Das weckte schließlich selbst seinen Freund, den kleinen Löwen, auf, der einen Mittagsschlaf unter seinem Lieblingsbaum hielt.
Müde trottete der kleine Löwe zum Jungen und fragte ihn, warum er denn so einen Lärm mache. "Dein Weinen bringt mich ganz um meinen Mittagsschlaf."
"Ach", jammerte der Junge. "Ich habe von Mama Schelte bekommen - und nur, weil ich alles richtig gemacht habe."
"Wie", fragte da der kleine Löwe und putzte sich verdutzt die Schnauze: "Wie kann das sein?"
Der Junge sah aber nur mit verweintem Gesicht auf den feuchten Sand vor seinen Füßen, in den seine Tränen getropft waren.
Der kleine Löwe überlegte lang, was das Problem seines Freundes sein könne, kam aber zu keinem Ergebnis. So gähnte er schließlich und wischte mit seinem Schweif dem Jungen die Tränen aus dem Gesicht.

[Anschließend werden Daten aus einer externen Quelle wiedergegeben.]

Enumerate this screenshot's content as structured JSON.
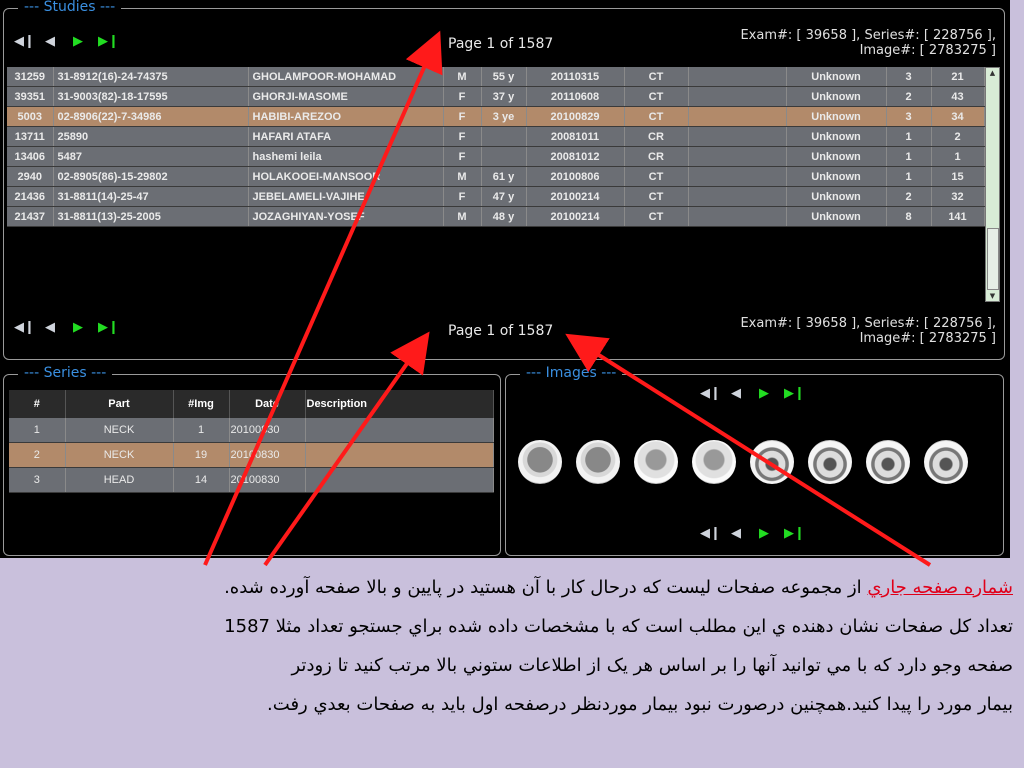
{
  "studies": {
    "title": "--- Studies ---",
    "page_text": "Page 1 of 1587",
    "exam_line1": "Exam#: [ 39658 ], Series#: [ 228756 ],",
    "exam_line2": "Image#: [ 2783275 ]",
    "rows": [
      [
        "31259",
        "31-8912(16)-24-74375",
        "GHOLAMPOOR-MOHAMAD",
        "M",
        "55 y",
        "20110315",
        "CT",
        "",
        "Unknown",
        "3",
        "21"
      ],
      [
        "39351",
        "31-9003(82)-18-17595",
        "GHORJI-MASOME",
        "F",
        "37 y",
        "20110608",
        "CT",
        "",
        "Unknown",
        "2",
        "43"
      ],
      [
        "5003",
        "02-8906(22)-7-34986",
        "HABIBI-AREZOO",
        "F",
        "3 ye",
        "20100829",
        "CT",
        "",
        "Unknown",
        "3",
        "34"
      ],
      [
        "13711",
        "25890",
        "HAFARI ATAFA",
        "F",
        "",
        "20081011",
        "CR",
        "",
        "Unknown",
        "1",
        "2"
      ],
      [
        "13406",
        "5487",
        "hashemi leila",
        "F",
        "",
        "20081012",
        "CR",
        "",
        "Unknown",
        "1",
        "1"
      ],
      [
        "2940",
        "02-8905(86)-15-29802",
        "HOLAKOOEI-MANSOOR",
        "M",
        "61 y",
        "20100806",
        "CT",
        "",
        "Unknown",
        "1",
        "15"
      ],
      [
        "21436",
        "31-8811(14)-25-47",
        "JEBELAMELI-VAJIHE",
        "F",
        "47 y",
        "20100214",
        "CT",
        "",
        "Unknown",
        "2",
        "32"
      ],
      [
        "21437",
        "31-8811(13)-25-2005",
        "JOZAGHIYAN-YOSEF",
        "M",
        "48 y",
        "20100214",
        "CT",
        "",
        "Unknown",
        "8",
        "141"
      ]
    ],
    "selected_row": 2
  },
  "series": {
    "title": "--- Series ---",
    "headers": [
      "#",
      "Part",
      "#Img",
      "Date",
      "Description"
    ],
    "rows": [
      [
        "1",
        "NECK",
        "1",
        "20100830",
        ""
      ],
      [
        "2",
        "NECK",
        "19",
        "20100830",
        ""
      ],
      [
        "3",
        "HEAD",
        "14",
        "20100830",
        ""
      ]
    ],
    "selected_row": 1
  },
  "images": {
    "title": "--- Images ---",
    "thumb_count": 8
  },
  "nav_icons": [
    "first-icon",
    "prev-icon",
    "next-icon",
    "last-icon"
  ],
  "caption": {
    "highlight": "شماره صفحه جاري",
    "line1_rest": " از مجموعه صفحات ليست كه درحال كار با آن هستيد در پايين و بالا صفحه  آورده شده.",
    "line2": "تعداد كل صفحات نشان دهنده ي اين مطلب است كه با مشخصات داده شده براي جستجو تعداد مثلا 1587",
    "line3": "صفحه  وجو دارد كه با مي توانيد آنها را بر اساس هر يک از اطلاعات ستوني بالا مرتب كنيد تا زودتر",
    "line4": "بيمار مورد را پيدا كنيد.همچنين درصورت نبود بيمار موردنظر درصفحه اول بايد به صفحات بعدي رفت."
  },
  "colors": {
    "arrow": "#ff1a1a",
    "title": "#3a8fe0",
    "selected_row": "#b28a6a",
    "row": "#6b6e74"
  }
}
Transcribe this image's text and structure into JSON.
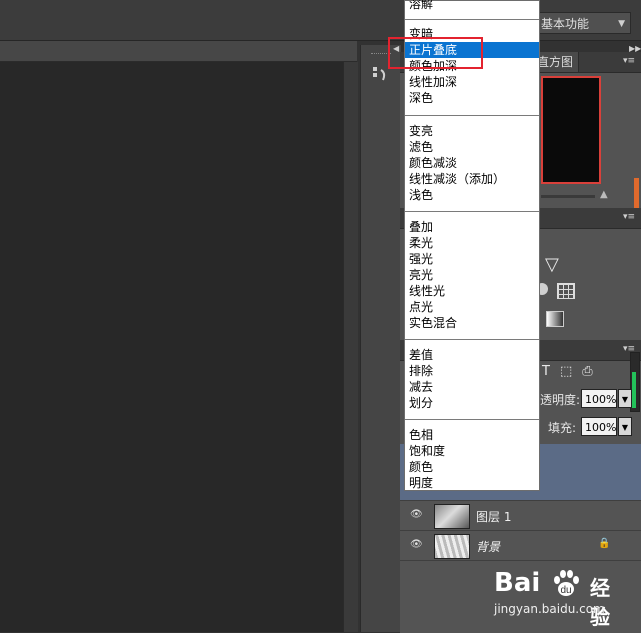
{
  "workspace": {
    "label": "基本功能"
  },
  "panels": {
    "histogram_tab": "直方图",
    "opacity_label": "透明度:",
    "opacity_value": "100%",
    "fill_label": "填充:",
    "fill_value": "100%",
    "layers": [
      {
        "name": "图层 1"
      },
      {
        "name": "背景"
      }
    ]
  },
  "blend_menu": {
    "groups": [
      [
        "溶解"
      ],
      [
        "变暗",
        "正片叠底",
        "颜色加深",
        "线性加深",
        "深色"
      ],
      [
        "变亮",
        "滤色",
        "颜色减淡",
        "线性减淡（添加）",
        "浅色"
      ],
      [
        "叠加",
        "柔光",
        "强光",
        "亮光",
        "线性光",
        "点光",
        "实色混合"
      ],
      [
        "差值",
        "排除",
        "减去",
        "划分"
      ],
      [
        "色相",
        "饱和度",
        "颜色",
        "明度"
      ]
    ],
    "selected": "正片叠底"
  },
  "watermark": {
    "brand": "Bai",
    "jingyan": "经验",
    "url": "jingyan.baidu.com"
  },
  "colors": {
    "selection": "#0a74d1",
    "highlight_box": "#e3232f",
    "layer_selected": "#5b6b86"
  }
}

"Nun erzähl mir die Geschichte von Anfang an", sagte er und legte sich mit gespitzten Ohren vor seinem Freund ins Gras.
"Das war so", erklärte der Junge,in das buschige Schweifende seines Freundes schniefend. "Heute morgen sagte meine Mutter, daß ich noch eine Geburtstagskarte in den Briefkasten stecken sollte, der für meinen Onkel im Nachbardorf bestimmt war. Weißt du, der hat morgen schon Geburtstag, und weil doch die Post in der Früh schon unseren Briefkasten leert, muß die Karte auch früh dahin. Danach sollte ich mein Zimmer aufräumen. Wenn ich schon auf dem Weg zum Briefkasten sei, dann könnte ich noch bei Tante Ella auf dem Rückweg vorbeisehen und ihr den Topf zurück geben, den sich meine Mutter ausgeliehen hatte. Und die Schularbeiten sollte ich nicht vergessen!" - Hier brummte dem kleinen Löwen schon allein vom Zuhören der Kopf. - "Und wenn ich Lust habe, könnte ich mit dem Hund Gassi gehen, wenn ich meine Schwester vom Kindergarten abhole, nachdem ich bei Tante Ella gewesen sei ..."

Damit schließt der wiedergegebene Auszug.